Redirecting DNS port to a specific DNS server
I use a ubuntu server as a router for my users on a NAT network. I want to force all users to use a local dns server setup on the network. Even if they use a public DNS server in their client machines, the DNS port should be redirected (DNAT) to my local DNS server. This is what I have come up with:
iptables -t nat -A PREROUTING -i eth5 -p udp --dport 53 -j DNAT --to 192.168.1.1:53
iptables -A FORWARD -d 192.168.1.1 -i eth5 -p udp --dport 53 -j ACCEPT
The interface facing NAT network is eth5
. The above rules were not working for me. Are there any better solutions?
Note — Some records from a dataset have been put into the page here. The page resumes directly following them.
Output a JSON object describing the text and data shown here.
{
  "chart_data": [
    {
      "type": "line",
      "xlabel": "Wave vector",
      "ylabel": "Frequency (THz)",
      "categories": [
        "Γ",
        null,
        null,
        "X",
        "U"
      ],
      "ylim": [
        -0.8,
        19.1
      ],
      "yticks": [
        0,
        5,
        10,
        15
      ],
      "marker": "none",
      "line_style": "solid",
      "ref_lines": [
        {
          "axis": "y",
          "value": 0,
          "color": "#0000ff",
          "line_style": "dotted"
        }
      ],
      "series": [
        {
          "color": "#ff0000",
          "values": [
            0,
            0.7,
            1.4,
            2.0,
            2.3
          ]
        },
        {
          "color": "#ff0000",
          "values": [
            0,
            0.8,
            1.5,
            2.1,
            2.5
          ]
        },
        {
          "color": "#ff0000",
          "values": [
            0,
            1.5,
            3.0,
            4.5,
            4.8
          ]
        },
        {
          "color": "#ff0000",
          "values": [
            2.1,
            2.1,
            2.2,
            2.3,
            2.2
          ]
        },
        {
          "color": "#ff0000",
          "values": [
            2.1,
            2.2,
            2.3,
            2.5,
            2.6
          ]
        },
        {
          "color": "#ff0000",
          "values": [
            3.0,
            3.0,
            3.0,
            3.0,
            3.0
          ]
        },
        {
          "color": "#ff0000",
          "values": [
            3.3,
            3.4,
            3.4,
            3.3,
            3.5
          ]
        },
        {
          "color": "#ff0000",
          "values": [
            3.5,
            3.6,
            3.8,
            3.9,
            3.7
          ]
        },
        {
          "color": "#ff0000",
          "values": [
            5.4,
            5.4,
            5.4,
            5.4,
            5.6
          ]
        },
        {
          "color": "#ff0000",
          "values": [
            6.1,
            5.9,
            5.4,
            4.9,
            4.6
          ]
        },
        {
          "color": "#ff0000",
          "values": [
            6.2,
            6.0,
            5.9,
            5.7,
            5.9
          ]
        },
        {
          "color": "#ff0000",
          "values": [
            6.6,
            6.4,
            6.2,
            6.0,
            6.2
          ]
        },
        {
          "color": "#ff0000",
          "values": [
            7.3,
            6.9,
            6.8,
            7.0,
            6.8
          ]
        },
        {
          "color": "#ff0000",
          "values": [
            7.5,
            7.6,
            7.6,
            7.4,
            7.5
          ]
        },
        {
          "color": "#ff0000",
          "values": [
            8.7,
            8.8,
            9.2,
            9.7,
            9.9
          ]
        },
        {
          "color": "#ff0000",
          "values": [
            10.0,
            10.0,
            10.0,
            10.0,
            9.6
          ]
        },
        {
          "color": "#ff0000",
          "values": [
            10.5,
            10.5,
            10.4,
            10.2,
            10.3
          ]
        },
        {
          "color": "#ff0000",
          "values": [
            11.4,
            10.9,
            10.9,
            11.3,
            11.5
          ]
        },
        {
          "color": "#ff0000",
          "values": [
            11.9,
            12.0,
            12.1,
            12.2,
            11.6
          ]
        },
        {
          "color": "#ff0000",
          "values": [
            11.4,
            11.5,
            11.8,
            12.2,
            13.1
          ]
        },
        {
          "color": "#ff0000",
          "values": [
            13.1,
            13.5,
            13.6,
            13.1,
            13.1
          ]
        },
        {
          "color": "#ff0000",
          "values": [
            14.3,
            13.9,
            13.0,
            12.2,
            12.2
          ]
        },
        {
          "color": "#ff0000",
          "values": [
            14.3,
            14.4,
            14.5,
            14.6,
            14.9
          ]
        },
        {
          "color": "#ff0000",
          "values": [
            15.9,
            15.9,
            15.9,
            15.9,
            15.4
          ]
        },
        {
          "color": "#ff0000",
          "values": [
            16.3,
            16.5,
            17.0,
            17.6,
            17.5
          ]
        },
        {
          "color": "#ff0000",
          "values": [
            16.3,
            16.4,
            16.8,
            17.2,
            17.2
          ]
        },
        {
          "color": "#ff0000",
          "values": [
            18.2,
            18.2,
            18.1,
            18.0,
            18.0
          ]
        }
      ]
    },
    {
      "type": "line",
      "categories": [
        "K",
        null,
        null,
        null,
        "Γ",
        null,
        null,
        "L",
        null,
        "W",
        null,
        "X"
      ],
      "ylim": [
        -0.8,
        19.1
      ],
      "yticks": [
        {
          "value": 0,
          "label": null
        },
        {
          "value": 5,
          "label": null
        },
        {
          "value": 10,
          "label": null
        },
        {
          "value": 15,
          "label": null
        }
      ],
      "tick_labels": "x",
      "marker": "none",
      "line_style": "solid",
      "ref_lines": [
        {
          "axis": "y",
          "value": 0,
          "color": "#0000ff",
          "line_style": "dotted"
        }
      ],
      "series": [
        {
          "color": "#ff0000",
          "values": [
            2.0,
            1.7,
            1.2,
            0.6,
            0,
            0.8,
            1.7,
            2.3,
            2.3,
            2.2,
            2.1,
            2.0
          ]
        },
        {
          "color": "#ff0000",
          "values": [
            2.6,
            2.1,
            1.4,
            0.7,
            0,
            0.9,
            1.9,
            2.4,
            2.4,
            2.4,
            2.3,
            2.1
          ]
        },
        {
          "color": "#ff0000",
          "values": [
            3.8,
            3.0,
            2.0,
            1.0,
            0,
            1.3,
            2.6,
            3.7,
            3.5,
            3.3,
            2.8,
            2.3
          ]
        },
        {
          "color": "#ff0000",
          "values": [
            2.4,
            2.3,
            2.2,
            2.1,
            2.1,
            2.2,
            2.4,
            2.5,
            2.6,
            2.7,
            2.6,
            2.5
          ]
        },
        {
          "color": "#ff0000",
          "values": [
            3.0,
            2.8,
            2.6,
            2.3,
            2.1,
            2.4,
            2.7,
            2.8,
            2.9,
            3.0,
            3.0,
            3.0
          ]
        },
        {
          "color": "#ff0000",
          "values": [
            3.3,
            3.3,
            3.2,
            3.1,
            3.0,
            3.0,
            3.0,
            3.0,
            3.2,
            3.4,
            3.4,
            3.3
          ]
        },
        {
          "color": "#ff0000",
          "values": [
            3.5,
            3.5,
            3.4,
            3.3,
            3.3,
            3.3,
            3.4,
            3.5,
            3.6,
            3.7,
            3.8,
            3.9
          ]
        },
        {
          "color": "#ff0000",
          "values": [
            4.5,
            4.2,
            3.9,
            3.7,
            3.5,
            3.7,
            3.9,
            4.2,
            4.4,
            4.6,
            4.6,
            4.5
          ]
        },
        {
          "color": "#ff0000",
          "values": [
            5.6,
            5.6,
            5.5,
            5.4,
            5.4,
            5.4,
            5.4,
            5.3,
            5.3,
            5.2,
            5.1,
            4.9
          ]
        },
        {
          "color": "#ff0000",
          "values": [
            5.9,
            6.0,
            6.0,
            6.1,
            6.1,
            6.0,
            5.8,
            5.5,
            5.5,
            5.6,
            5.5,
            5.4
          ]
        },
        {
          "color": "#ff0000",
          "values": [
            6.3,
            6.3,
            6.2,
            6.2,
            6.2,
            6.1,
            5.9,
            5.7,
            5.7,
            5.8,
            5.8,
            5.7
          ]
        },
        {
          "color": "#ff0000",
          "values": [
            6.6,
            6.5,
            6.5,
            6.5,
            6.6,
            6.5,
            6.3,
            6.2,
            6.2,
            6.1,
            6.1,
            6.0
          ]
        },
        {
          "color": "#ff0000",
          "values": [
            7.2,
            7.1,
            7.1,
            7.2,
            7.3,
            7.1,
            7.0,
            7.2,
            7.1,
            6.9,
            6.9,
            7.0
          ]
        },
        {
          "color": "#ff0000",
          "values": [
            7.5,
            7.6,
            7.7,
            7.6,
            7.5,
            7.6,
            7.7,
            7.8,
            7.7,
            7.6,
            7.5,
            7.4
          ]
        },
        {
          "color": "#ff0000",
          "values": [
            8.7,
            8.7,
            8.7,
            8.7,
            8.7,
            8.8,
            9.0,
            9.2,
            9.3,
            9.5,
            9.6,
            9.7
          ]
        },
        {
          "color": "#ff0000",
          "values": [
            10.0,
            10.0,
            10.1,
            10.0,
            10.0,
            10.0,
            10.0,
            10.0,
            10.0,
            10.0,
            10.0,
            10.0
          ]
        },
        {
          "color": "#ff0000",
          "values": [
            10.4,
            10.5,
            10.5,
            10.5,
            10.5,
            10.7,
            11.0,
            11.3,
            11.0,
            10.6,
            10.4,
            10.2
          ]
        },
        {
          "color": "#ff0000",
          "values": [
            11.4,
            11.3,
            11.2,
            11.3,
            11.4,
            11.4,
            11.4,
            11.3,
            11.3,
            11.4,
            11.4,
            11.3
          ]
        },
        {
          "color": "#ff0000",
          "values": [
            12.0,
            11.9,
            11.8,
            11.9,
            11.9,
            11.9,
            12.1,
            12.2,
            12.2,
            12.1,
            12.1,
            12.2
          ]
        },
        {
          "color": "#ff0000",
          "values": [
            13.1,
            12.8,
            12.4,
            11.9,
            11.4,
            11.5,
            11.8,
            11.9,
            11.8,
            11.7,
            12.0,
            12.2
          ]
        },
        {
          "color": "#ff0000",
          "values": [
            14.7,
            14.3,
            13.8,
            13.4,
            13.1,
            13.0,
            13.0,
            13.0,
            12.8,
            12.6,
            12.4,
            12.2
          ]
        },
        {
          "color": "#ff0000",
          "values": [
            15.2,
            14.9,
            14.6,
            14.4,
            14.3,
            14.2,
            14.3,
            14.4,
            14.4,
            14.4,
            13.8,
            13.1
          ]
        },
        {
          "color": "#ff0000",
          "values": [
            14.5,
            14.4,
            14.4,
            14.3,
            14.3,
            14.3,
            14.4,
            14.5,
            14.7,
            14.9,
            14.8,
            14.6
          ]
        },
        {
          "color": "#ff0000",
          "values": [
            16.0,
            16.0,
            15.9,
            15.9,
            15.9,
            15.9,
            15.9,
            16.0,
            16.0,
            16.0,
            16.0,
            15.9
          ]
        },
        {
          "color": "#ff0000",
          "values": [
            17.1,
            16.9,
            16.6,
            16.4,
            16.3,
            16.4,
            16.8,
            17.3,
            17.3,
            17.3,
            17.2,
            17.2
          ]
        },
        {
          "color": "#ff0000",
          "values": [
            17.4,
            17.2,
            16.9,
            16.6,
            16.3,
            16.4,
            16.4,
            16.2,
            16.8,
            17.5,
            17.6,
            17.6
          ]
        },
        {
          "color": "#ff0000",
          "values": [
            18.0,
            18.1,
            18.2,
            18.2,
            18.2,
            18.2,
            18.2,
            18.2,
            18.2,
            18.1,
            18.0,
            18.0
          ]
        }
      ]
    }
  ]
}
EDIT 1: My aim is to implement Opndns filter to prevent bittorrent traffic on the network. The filter is working quite well at present, and the users get the local dns server because they use DHCP. But I fear that they might discover a work around, like, specifying ip address and dns server ip's manually.
EDIT 2: The following code implements the feature on tomato firmware:
if (nvram_match("dns_intcpt", "1")) {
ipt_write("-A PREROUTING -p udp -s %s/%s ! -d %s/%s --dport 53 -j DNAT --to-destination %s\n",
lanaddr, lanmask,
lanaddr, lanmask,
lanaddr);
}
Here is more about it.
Solution 1:
Are there any better solutions?
Yes - not doing it at all.
Messing with normal DNS resolution is almost never the right answer, whatever the problem is that you're trying to solve.
EDIT re: your update. You are inappropriately trying to use technology to solve a policy problem. Don't.
Solution 2:
It's not working because the reply from your DNS server is bypassing the firewall. The clients will then (correctly) drop those responses as they don't match what was sent out.
You need to add another rule to your POSTROUTING table to SNAT the packets headed for the DNS server to the router's IP.
Alternatively, putting the DNS server on a separate network would solve the problem as the responses would be forced back through the router.
Solution 3:
Why not just drop DNS traffic to any external DNS server? Those who explicitly specify an external server will simply notice that that isn't working.